In the rapidly evolving field of data science, efficiently navigating the expansive body of academic literature is crucial for informed decision-making and innovation. This repository presents the implementation of an enhanced Retrieval-Augmented Generation (RAG) system, specifically designed to assist data scientists in retrieving precise and contextually relevant academic resources. By integrating advanced techniques such as semantic chunking, fine-tuned embedding models, and an abstract-first retrieval method, this system significantly improves the relevance and accuracy of the retrieved information.

Comprehensive evaluation using the RAGAS framework demonstrates substantial improvements, particularly in Context Relevancy, making this system highly effective in reducing information overload and enhancing decision-making processes. The system shows potential in transforming academic exploration within data science, offering a valuable tool for researchers and practitioners alike.

Project Overview

This repository contains the complete implementation of our enhanced RAG architecture for data science applications. The image below provides a high-level overview of the architecture.

Enhanced RAG Architecture

Key Improvements in the Architecture:

  1. GROBID for Data Structuring and Cleaning:
    We utilize GROBID, a leading tool for reference parsing and metadata extraction, to clean and structure academic PDFs before embedding them into the vector database. GROBID’s superior performance in various domains ensures high-quality metadata and more accurate retrieval responses.
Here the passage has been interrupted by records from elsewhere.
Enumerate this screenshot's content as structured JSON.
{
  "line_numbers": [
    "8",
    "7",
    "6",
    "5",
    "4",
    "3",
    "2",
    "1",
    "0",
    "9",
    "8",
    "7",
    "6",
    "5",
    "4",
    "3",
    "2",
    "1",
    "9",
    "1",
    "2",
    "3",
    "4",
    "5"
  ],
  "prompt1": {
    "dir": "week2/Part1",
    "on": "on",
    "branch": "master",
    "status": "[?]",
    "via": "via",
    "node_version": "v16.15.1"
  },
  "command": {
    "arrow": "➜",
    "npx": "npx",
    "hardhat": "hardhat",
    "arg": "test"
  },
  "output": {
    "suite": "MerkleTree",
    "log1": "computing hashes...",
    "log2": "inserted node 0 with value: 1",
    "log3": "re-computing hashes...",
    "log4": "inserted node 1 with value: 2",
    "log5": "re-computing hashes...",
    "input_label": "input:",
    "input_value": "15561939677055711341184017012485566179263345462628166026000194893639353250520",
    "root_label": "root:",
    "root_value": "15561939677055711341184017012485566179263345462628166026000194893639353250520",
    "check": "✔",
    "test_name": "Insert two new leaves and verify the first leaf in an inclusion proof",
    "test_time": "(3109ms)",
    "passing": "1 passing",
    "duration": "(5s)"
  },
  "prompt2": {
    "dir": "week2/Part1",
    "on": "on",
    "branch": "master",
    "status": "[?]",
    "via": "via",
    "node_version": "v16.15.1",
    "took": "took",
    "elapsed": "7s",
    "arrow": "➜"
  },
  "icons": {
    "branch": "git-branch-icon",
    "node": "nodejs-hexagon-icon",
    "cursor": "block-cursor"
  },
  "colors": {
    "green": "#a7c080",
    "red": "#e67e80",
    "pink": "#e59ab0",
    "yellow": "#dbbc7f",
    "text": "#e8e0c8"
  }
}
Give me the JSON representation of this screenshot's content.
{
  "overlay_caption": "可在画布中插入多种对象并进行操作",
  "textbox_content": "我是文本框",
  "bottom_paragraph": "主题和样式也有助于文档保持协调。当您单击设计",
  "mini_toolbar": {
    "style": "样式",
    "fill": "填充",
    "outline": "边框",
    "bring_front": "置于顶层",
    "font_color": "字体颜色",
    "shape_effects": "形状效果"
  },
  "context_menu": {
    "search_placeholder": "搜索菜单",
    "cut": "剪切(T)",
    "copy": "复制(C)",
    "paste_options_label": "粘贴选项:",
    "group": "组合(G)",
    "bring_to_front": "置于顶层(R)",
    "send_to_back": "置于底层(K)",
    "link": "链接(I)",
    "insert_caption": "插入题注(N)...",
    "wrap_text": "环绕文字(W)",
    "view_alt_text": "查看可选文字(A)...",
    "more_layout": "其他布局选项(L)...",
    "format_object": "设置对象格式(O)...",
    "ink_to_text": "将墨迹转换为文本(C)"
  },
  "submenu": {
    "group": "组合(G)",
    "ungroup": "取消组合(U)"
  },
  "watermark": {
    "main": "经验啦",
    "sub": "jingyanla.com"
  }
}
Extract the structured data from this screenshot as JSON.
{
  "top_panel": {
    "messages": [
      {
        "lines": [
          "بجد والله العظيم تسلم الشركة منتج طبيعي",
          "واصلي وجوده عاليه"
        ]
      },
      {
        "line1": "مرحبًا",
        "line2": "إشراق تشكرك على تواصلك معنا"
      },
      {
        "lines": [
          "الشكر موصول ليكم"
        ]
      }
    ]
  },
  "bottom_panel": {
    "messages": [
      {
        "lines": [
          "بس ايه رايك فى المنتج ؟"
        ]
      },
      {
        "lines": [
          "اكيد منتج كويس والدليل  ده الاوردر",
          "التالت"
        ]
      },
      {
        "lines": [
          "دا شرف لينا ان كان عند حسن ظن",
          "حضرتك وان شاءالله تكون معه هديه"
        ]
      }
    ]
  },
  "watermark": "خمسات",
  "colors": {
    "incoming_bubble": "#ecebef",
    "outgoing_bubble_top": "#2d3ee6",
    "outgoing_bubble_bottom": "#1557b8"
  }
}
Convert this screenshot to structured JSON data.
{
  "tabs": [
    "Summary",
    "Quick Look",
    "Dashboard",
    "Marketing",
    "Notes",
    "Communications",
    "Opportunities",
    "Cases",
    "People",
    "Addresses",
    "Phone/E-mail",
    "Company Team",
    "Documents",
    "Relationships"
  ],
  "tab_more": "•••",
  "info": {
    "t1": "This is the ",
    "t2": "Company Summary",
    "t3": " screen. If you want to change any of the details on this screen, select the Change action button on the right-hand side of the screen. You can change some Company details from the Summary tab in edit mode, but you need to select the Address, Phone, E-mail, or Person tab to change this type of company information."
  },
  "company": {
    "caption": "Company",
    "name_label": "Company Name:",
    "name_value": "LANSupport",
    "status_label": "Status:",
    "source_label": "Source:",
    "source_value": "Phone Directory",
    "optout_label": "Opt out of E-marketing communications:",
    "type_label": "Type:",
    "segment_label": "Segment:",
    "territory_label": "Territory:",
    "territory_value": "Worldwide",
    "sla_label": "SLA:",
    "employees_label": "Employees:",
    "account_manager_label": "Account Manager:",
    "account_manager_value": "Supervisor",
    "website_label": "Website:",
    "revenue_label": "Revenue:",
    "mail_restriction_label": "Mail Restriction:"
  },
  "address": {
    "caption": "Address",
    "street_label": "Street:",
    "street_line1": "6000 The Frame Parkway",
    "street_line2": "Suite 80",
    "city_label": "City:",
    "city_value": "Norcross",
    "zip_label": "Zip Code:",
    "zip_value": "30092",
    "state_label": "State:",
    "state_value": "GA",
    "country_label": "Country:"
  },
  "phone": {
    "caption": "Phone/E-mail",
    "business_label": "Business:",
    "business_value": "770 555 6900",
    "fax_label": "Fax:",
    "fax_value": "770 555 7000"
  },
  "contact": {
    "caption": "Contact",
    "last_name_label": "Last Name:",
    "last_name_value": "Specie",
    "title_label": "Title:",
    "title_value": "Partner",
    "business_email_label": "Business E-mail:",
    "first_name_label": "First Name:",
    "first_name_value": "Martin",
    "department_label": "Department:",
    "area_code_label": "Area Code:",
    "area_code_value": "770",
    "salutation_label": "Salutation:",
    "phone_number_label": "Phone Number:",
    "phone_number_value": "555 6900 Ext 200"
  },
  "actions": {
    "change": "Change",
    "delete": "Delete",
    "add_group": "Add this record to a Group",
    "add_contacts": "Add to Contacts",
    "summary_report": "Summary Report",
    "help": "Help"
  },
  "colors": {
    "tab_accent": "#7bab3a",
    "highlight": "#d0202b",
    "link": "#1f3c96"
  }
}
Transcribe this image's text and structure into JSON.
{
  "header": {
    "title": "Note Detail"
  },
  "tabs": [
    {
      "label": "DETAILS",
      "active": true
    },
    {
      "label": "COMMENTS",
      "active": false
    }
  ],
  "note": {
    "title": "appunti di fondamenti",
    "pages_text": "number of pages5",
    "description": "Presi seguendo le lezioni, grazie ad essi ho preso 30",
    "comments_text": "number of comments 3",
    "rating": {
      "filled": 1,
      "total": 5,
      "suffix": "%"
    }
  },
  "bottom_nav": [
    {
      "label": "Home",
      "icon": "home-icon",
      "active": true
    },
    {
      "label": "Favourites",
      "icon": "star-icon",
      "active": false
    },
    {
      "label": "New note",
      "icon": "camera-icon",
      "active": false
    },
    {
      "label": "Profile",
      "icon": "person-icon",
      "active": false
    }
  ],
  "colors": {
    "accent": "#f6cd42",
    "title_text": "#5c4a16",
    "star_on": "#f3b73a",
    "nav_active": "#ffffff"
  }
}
  2. Fine-Tuning of Embedding Models:
    The embedding models are fine-tuned using domain-specific data science literature, which improves the model's ability to handle specialized queries. By leveraging fine-tuning techniques from the latest studies, we ensure high accuracy and contextual relevance in the retrieved content.

  3. Semantic Chunking:
    We use semantic chunking to break down complex information into meaningful segments. This technique improves retrieval coherence and has been proven effective in various specialized domains such as healthcare and visual question answering (VQA).

  4. Abstract-First Retrieval:
    This novel method prioritizes searches within article abstracts, allowing for faster and more relevant retrieval by focusing on the core findings and methodologies summarized in the abstracts. This technique reduces computational load while improving retrieval accuracy.

  5. Advanced Prompting Techniques:
    Our RAG system incorporates advanced prompting strategies like tip-offering and emotional prompting, improving the contextual relevance and performance of large language models (LLMs). These techniques guide the model toward more accurate and nuanced responses.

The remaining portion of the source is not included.